Founder's Take: Building a Raft

By Reginald Dwayne Betts, Founder & CEO, Freedom Reads
(Left to right) Dwayne Reginald Betts, Kevin Young, Honorée Fanonne Jeffers, and Sasha Bonét at The Novels of Toni Morrison and Language as Liberation event, New York City, February 18, 2026

For years, I let the mistake on Wikipedia remain, the one that says my birthday is February 1st. I’ve grown obsessed with dates and remember reading The Big Sea and the Arnold Rampersand biography of Langston Hughes. Remember the ways that Black history month was both how I connected with history and how I connected myself to history. And I enjoyed the moments I shared with Hughes. Maybe I’ve just wanted to be like my mother, who wrote the first poem I ever read. Her birthday is on February 18th, which is the same day as Toni Morrison’s birthday. And when I learned Toni Morrison’s birthday, while in prison, one of the things that I thought deeply about was the ways in which it is easy to forget that Black history is what happens in your home. And that this, too, is American history.

Freedom Reads, at our best, is everything that those of us who’ve known the inside of a cell understand is necessary to breathe. One of the hardest things that I’ve dealt with, a thing that everybody who has served time in prison maybe has dealt with, is what it means to let the people you care about down. I ask myself what I’ve dealt with in this world. And I think maybe what I’ve not admitted to dealing with is all of the ways that suffering will make you slant the truth.

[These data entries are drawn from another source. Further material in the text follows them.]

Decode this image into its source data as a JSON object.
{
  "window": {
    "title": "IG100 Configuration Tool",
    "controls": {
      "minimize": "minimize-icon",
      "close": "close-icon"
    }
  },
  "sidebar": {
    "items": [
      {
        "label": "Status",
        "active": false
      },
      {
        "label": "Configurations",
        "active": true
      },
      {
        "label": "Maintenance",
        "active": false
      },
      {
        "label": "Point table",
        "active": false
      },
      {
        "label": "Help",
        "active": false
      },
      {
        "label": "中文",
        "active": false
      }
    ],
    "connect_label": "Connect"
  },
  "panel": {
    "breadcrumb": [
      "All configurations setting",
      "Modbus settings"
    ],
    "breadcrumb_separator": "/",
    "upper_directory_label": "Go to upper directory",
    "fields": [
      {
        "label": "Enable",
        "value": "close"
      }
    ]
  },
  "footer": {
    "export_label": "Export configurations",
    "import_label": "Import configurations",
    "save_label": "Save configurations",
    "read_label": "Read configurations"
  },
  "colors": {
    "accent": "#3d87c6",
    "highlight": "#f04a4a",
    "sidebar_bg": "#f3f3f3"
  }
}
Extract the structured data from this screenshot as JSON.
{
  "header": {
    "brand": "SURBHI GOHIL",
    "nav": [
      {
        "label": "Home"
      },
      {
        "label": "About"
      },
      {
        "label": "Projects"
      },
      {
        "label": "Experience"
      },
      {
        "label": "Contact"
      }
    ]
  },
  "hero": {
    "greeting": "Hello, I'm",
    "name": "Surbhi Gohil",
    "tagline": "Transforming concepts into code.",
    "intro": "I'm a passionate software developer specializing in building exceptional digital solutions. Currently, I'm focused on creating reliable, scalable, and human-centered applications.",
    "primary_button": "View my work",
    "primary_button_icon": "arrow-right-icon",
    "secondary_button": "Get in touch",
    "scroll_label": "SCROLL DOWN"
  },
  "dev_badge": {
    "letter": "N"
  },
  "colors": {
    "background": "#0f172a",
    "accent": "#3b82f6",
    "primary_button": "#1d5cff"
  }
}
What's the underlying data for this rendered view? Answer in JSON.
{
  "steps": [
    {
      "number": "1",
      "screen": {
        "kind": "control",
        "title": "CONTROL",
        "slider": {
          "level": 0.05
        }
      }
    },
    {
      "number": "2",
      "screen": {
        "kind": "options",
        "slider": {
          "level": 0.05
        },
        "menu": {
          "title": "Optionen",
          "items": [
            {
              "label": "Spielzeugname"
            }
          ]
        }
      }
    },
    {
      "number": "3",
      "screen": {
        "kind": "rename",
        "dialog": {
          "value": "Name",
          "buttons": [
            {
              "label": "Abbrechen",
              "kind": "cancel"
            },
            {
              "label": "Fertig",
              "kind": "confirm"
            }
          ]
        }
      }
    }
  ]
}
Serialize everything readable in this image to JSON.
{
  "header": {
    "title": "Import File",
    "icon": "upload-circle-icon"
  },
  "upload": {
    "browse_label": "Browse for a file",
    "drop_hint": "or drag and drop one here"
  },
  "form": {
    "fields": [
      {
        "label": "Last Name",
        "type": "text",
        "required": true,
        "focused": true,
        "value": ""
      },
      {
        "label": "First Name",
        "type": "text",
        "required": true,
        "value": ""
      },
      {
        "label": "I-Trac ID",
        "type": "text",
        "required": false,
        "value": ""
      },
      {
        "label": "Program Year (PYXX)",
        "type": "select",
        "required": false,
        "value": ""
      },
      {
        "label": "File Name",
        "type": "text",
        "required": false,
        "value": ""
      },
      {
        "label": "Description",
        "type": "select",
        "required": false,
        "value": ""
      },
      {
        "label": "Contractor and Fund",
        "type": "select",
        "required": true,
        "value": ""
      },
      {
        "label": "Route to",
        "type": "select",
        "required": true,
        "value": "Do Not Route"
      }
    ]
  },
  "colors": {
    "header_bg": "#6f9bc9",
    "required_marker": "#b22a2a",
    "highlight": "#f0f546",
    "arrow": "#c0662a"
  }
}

It happens because who wants to be the bad guy? And literature, at its best, reminds us that human potentiality necessarily includes it all. Paradise, my favorite Morrison novel, begins “They shot the white girl first.” I had to read the novel twice to realize it was asking me to contemplate how sometimes your righteousness becomes a bludgeon you smash against another’s head. Had to read it twice to understand it as a caution and a promise. Being somebody of worth is mostly understanding that you can easily ruin your history and those around you.

But what of it? We walk into prisons and commune with people who find freedom between the pages of a book, who experience nature, sometimes for the first time in decades, by touching the handcrafted wooden bookcases that we build less than five miles away from the museum that honors the man who invented the cotton gin, the technology of the north that kept slavery going. And we are also just a few miles from the old Winchester gun factory, where a tool of death became a bridge to the middle class. Everywhere around us are choices that have propelled ruin, and fueled hope. And we always get to decide with which history we want to be hewn.

People, myself included, like to tell me what Freedom Reads is, and the telling, mine included, always misses the point. What we do is build a raft, a dinghy, a vessel with which we might juxtapose all our losses and sorrows and heartache with our joys, or the hope of joys. We create an opportunity for us to create our own vision of today, tomorrow, and whatever passes as history. 

My mom is my hero, is the point. The truth is, when I said freedom begins with a book, I was talking about Illusions, that long-ago novel that introduced me to Cessnas and the wild belief that you can imagine something and it becomes real. A friend of mine, Christopher Tunstall, asked me once, and it might have been in February, if he would get out of prison. He was serving life. I said, if you get a GED. I was 20. What did I know? We almost fought that day. But we didn’t. And in subsequent days, we’d almost scuffle with others, as he stepped up to defend me when I was in need. I’m glad we chose to make nonviolence a part of our history. Glad because it allowed me to see my mother that weekend, who I’d not seen in months. Glad to because it meant that in the cell we shared, I kept cracking open those paralegal books. Years later, I got him out on parole. And now that’s evidence, for me, that freedom does begin with a book, evidence that whatever Richard Bach wanted me to believe when he wrote those tales was true enough.

Freedom Reads has always been more than I ever expected it to be. And we can keep making it all true enough, a Freedom Library at a time, this month and every other month. But we need your support. If it helps, call your donation reparations we’re all paying to our tender hearts, the ones that have been broken when we lacked the thing we needed, because it was in some book, just out of reach.